Tuesday, January 19, 2010

Wrap-Up/Recap+Plans &Confusion

•1/16(Saturday): Big fight with mom... attempt at family bonding... went to Denny's... visited Grandmother... then saw the Book of Eli. It was a pretty good movie.

•1/18(Monday/Yesterday): My first day at the museum was amazing! I love the people there. Then hung out with Nikki, her boi, & their friend Patrek. Saw the Spy Next Door with Jackie Chan which was a lot better than I thought'd it be. It was a good day. (:

•1/19(Today): I did better on my bio quiz than I thought I'd do, B-!! And I got to hang out with Kels at the library where I also ran into Sonja&other people! I love the library. Haha.

•1/20(Wednesday/Tomorrow): I am completely... almost... sort of prepared for my mask presentation! Oh and we have to present our power tool 6th period (circular saw). The joy of presentations! Gah.

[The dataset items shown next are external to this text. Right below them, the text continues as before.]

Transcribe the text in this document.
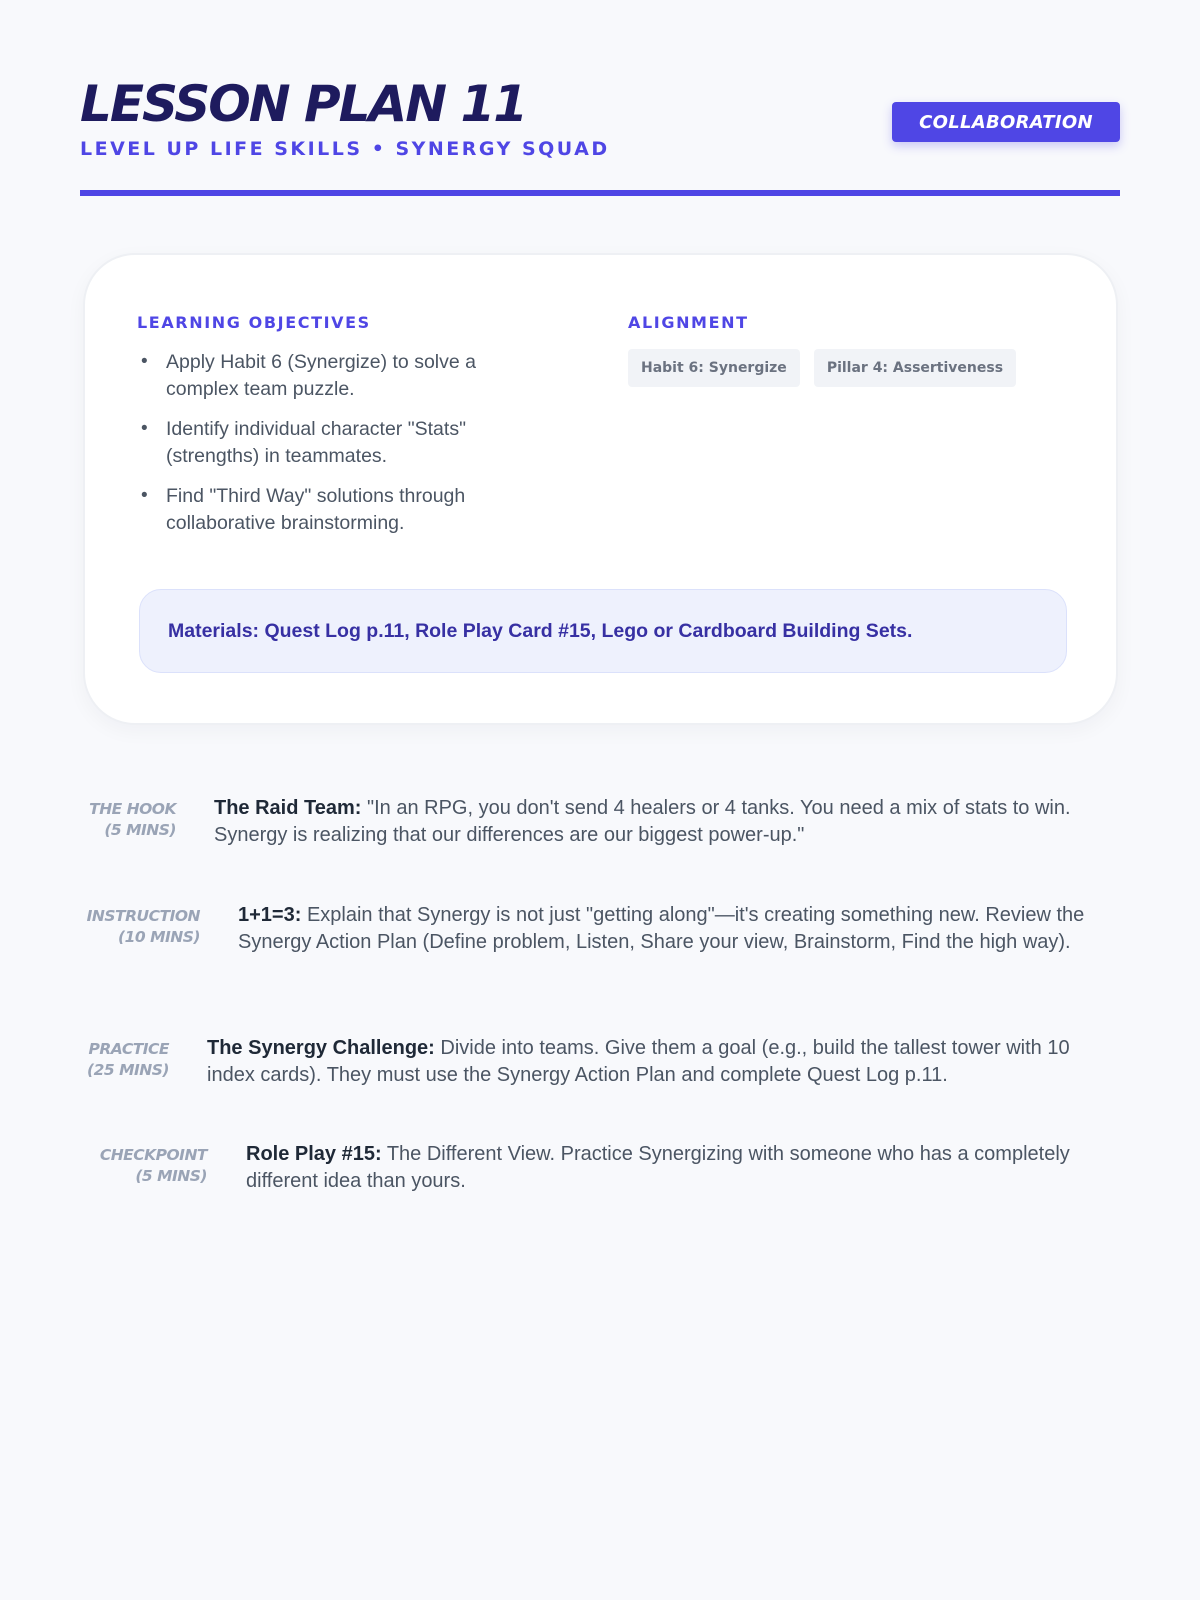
LESSON PLAN 11
LEVEL UP LIFE SKILLS • SYNERGY SQUAD
COLLABORATION
LEARNING OBJECTIVES
• Apply Habit 6 (Synergize) to solve a complex team puzzle.
• Identify individual character "Stats" (strengths) in teammates.
• Find "Third Way" solutions through collaborative brainstorming.
ALIGNMENT
Habit 6: Synergize	Pillar 4: Assertiveness
Materials: Quest Log p.11, Role Play Card #15, Lego or Cardboard Building Sets.
THE HOOK
(5 MINS)
The Raid Team: "In an RPG, you don't send 4 healers or 4 tanks. You need a mix of stats to win. Synergy is realizing that our differences are our biggest power-up."
INSTRUCTION
(10 MINS)
1+1=3: Explain that Synergy is not just "getting along"—it's creating something new. Review the Synergy Action Plan (Define problem, Listen, Share your view, Brainstorm, Find the high way).
PRACTICE
(25 MINS)
The Synergy Challenge: Divide into teams. Give them a goal (e.g., build the tallest tower with 10 index cards). They must use the Synergy Action Plan and complete Quest Log p.11.
CHECKPOINT
(5 MINS)
Role Play #15: The Different View. Practice Synergizing with someone who has a completely different idea than yours.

•1/22(Friday): English Vocab. Final Exam... ehhhh, sorta (NOT) ready. xD

•1/25(Monday): English ISN binders are due... DONE!

•1/29(Friday): Peking Acrobats! Still gotta ask about teching. (:

I think I'm going to write a new poem soon. I don't know. I feel the emotion to do it, but I don't feel the energy to pick up a pen. Haha. Ummm... my 'love life' if that's what you want to call it kind of got a little complicated. I don't know.

-It was like... as soon as I asked that guy to Tolo... something had to happen, two somethings. Maddie says it's fate, but why is fate being so unfair right now? I've been crushing on that guy for 2/3 years now and I should be happy that we're going to Tolo together, right? I don't know.

-Yesterday, I met this cool guy, but we just met so I'm not really going to worry about that. I mean I like him, but think it would be really hard to get to know him. Especially since we're probably not going to see each other much.

-And then today there was this guy... and I don't even know what to make of him. He scares me, but not like in the 'intimidating, he's gonna hurt me' kind of way. It's more like... he's being 'really sweet, but I'm afraid to believe/trust everything he says.' I like him... but I just don't know.


Gah, relationships. I don't even want to worry about them or try to have one right now. I don't think it's worth the trouble or stress right now... but then again I'm very bipolar about this, so gahhhh. Haha.

Today was a good day, but super weird.